Accepted_test

The work describes the study using molecular modeling methods and modification of the recombinant bioluminescent Ca²⁺-regulated ctenophore photoprotein berovin from Beroe abyssicola. Its highest yield is observed when it is incubated with coelenterazine under alkaline conditions and at high salt concentration, while for the hydromedusan photoproteins this occurs under physiological conditions. Ctenophore photoproteins are photosensitive and can be inactivated by irradiation with light of a wide range of wavelengths, whereas this effect is not observed in hydromedusan photoproteins. Berovin is also quite thermolabile and loses its activity at 37°C, which is not typical for jellyfish proteins. Such features of ctenophore photoproteins restrict their applicability as the marker molecules in eukaryotic cell lines. The goal of this work was to predict the amino acid substitutions in berovin that can lead to a shift in activation conditions to the physiological pH values and salt concentration.

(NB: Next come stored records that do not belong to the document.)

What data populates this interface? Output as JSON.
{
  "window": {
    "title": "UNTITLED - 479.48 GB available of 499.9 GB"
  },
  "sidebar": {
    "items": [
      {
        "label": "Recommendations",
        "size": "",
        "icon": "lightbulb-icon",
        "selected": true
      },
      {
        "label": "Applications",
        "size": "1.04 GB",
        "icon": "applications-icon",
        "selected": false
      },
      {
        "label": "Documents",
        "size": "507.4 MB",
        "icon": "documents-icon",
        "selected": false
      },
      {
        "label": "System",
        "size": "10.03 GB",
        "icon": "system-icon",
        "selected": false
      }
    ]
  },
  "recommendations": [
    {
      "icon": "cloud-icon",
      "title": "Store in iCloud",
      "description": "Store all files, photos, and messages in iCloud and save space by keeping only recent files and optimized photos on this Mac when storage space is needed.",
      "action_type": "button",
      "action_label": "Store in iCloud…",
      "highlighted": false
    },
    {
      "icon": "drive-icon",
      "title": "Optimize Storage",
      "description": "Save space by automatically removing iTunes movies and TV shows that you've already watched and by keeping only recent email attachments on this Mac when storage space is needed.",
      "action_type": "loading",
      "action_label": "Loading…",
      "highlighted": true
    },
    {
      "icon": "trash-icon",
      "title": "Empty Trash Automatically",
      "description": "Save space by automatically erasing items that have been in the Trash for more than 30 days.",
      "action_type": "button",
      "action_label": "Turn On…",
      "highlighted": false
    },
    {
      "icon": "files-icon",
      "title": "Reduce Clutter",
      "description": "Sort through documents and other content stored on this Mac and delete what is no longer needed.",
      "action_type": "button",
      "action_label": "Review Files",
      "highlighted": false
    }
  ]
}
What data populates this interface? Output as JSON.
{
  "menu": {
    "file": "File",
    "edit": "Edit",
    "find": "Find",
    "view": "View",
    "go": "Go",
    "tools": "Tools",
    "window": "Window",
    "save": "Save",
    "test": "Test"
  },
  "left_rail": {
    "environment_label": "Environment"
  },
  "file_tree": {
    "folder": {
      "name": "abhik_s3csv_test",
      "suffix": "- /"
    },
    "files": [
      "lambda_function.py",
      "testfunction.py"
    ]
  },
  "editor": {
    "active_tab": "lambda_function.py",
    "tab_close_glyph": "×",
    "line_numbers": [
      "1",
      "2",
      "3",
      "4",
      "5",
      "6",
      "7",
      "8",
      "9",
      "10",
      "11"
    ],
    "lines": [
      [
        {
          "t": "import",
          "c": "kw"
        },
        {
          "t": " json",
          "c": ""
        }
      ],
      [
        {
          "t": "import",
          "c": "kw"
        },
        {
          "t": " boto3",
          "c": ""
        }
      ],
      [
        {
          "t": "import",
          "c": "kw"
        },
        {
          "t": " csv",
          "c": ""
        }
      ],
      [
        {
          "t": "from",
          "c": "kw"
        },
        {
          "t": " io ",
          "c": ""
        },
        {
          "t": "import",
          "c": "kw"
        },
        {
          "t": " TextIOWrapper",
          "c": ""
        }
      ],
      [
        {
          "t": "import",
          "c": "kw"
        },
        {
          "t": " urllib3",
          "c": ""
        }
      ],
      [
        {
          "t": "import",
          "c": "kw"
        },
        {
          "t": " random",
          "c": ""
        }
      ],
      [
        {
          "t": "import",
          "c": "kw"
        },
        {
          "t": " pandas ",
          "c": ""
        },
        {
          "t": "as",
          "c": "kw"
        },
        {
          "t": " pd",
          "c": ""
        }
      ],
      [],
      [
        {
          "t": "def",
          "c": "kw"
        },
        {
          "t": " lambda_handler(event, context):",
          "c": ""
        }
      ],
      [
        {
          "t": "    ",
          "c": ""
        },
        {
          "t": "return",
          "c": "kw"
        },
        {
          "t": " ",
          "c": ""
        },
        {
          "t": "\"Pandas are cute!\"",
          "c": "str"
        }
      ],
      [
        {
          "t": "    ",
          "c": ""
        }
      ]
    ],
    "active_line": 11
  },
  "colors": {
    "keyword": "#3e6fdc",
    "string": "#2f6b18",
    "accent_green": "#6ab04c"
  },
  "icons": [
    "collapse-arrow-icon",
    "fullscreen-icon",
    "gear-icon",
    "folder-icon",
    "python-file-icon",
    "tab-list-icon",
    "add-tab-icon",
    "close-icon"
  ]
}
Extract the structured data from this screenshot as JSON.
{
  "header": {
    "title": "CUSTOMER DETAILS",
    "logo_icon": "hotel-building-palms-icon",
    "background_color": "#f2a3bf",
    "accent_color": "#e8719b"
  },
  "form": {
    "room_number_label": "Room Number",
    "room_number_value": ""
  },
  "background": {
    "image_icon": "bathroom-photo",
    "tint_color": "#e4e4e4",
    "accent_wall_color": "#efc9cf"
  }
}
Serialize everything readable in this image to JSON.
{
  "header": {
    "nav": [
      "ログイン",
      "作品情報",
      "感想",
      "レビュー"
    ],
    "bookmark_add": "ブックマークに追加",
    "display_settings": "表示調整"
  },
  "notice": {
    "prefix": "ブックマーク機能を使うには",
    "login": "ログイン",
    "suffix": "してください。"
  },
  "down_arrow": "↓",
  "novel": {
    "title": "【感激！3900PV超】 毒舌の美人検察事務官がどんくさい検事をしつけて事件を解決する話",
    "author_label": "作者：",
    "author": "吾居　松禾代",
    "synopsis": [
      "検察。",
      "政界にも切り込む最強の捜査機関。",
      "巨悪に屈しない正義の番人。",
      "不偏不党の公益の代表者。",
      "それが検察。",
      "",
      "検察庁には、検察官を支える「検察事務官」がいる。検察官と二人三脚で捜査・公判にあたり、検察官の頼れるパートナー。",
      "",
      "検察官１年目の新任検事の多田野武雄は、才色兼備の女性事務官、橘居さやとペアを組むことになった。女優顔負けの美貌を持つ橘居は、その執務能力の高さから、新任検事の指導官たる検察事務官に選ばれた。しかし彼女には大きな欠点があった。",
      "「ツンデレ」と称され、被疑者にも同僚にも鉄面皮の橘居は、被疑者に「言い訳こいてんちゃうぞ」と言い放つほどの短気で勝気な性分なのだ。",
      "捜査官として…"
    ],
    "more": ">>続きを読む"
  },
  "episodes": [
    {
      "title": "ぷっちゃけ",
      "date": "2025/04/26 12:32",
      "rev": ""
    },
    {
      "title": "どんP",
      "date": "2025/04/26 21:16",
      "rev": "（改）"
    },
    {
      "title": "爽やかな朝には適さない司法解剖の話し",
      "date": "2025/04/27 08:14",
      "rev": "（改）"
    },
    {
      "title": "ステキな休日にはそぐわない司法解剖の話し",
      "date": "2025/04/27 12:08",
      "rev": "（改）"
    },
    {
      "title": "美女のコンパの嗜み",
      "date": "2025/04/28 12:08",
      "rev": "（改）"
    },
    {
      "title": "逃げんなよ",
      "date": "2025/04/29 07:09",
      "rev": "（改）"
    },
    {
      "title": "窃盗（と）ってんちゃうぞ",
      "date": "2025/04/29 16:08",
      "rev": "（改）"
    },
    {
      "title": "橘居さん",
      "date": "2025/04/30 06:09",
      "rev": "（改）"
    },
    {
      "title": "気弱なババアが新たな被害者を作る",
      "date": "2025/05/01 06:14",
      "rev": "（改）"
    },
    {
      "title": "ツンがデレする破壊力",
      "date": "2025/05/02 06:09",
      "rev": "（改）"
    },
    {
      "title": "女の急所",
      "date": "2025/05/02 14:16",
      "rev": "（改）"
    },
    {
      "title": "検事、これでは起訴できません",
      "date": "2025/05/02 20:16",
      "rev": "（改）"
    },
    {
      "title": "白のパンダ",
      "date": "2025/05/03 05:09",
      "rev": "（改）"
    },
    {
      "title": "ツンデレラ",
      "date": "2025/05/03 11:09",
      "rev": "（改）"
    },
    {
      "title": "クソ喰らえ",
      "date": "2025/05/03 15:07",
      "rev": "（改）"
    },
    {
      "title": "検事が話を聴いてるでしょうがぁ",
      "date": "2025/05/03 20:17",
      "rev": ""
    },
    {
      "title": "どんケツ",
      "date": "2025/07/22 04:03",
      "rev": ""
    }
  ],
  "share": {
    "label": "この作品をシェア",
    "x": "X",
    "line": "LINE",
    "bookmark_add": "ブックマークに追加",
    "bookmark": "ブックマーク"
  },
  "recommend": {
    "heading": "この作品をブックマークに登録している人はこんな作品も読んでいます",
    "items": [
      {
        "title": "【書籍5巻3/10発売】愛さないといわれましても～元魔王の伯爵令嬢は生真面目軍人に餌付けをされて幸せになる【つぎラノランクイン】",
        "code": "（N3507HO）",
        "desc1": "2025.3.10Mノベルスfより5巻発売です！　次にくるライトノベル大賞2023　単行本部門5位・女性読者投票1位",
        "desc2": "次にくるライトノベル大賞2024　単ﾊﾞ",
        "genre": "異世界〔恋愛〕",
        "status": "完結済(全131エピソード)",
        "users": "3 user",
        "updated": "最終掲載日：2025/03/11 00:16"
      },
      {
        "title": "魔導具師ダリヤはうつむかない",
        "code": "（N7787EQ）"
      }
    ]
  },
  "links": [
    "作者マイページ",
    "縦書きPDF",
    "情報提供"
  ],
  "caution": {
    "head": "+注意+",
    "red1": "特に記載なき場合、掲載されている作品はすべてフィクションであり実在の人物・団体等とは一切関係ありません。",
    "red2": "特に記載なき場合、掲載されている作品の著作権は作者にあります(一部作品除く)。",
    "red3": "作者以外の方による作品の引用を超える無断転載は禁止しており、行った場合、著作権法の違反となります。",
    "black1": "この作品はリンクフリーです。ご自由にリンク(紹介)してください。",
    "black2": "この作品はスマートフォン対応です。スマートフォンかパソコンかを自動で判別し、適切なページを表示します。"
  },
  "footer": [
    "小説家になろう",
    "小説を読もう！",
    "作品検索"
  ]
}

The probable position of amino acid residues relative to the substrate in the active site was determined by superimposing a model of the spatial structure of berovin obtained using AlphaFold, and modification of the protein was carried out using site-directed mutagenesis. The role of Lys90 and Asn107 in the formation of conditions for the activation of berovin in vitro was experimentally predicted and the mutants with optimal activation under physiological conditions and with increased photostability were obtained.